Mehrheitliche Einigkeit im Unterausschuss Landwirtschaft

Nach intensiver Diskussion sind die Mitglieder des Unterausschusses mehrheitlich in der heutigen Sitzung zur Überzeugung gelangt, dass der sorgfältige und dosierte Einsatz von Pflanzenschutzmitteln für die Landwirtschaft aktuell ohne Alternative ist.
„Schon jetzt setzen unsere heimischen Produzenten Pflanzenschutzmittel nur mit höchster Sorgfalt und unter strengsten Auflagen ein“, zeigt OÖVP-Klubobfrau Helena Kirchmayr auf.

Abgesehen davon würde ein Alleingang Oberösterreichs (landesweites Verbot) zu massiven Wettbewerbsnachteilen führen.

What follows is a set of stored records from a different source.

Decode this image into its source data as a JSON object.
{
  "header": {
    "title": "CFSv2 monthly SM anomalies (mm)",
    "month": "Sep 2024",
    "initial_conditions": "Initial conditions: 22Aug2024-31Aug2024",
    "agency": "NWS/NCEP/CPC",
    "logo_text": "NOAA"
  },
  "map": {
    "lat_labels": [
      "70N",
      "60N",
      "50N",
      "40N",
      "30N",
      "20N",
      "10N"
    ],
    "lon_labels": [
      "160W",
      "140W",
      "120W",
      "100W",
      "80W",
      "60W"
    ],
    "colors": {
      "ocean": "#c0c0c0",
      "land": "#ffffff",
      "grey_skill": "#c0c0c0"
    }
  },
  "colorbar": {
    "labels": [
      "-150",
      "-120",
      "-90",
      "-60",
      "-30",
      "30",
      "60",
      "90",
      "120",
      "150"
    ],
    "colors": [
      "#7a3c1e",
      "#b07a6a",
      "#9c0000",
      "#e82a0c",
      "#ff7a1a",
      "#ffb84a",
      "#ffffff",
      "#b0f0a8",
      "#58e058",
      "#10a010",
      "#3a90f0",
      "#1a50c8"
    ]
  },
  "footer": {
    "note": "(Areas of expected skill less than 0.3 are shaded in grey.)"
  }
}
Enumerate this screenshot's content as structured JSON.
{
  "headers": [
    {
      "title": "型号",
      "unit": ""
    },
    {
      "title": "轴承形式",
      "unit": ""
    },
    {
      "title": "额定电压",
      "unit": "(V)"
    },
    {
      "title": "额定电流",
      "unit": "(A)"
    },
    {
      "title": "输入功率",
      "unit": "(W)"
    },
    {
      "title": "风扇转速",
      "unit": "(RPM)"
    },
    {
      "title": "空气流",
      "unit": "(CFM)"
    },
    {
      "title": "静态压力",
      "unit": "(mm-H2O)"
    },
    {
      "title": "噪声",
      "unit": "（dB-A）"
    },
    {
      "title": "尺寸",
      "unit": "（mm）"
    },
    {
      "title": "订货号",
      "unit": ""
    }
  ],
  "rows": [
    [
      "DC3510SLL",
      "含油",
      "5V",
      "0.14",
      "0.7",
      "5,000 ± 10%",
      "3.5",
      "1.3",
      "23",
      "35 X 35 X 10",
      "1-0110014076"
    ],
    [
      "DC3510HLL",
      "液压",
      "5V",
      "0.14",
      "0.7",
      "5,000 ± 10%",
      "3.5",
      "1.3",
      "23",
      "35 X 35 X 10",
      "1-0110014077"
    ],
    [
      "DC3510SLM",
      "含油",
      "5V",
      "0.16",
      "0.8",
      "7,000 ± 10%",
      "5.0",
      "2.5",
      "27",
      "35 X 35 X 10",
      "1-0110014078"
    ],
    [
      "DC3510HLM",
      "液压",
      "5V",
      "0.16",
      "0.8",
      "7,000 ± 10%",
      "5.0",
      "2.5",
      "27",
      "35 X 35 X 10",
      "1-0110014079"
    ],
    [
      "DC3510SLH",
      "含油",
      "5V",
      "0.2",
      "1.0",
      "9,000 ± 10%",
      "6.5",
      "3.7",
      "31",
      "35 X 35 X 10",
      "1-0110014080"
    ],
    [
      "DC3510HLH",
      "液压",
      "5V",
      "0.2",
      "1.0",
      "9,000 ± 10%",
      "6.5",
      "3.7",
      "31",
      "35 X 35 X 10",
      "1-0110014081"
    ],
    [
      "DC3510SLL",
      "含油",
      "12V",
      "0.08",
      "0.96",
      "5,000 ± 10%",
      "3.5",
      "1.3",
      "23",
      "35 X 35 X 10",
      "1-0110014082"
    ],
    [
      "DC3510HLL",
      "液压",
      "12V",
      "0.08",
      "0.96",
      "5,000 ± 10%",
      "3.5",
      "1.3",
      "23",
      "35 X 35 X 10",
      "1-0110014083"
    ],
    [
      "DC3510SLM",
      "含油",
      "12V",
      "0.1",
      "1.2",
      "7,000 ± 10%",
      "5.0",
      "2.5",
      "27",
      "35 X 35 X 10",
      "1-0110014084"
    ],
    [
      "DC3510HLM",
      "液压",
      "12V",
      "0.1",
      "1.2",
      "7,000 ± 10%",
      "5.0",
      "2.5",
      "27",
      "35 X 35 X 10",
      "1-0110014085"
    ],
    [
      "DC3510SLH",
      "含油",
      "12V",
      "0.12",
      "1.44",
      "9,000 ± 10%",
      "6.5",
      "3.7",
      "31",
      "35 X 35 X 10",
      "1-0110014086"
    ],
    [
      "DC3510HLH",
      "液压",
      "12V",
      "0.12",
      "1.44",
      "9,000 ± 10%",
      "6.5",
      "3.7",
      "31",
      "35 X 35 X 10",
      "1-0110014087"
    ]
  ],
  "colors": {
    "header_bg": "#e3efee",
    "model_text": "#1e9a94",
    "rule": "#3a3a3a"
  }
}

Aufgrund der Warenverkehrsfreiheit innerhalb der EU kann kein Importverbot für Lebensmittel, die unter Anwendung von Pflanzenschutzmitteln produziert wurden, verhängt werden. Das würde die Oö. Bauern im Vergleich zu deutschen Landwirten massiv benachteiligen. Auch machen beispielsweise Bienen und andere Insekten nicht vor Verbotszonen oder Landesgrenzen halt.

Betreffend Neonicotinoide verweist Kirchmayr darauf, dass mit Jahresende laut EU-Beschluss ohnehin ein EU-weites Verbot für drei Hauptinsektizide dieser Wirkstoffgruppe gilt.

Hinsichtlich Glyphosat sind seitens des Bundes eine Machbarkeitsstudie und ein Aktionsplan in Arbeit. „Es braucht hier eine bundesweite Lösung, die auf Fakten basiert“, so Kirchmayr.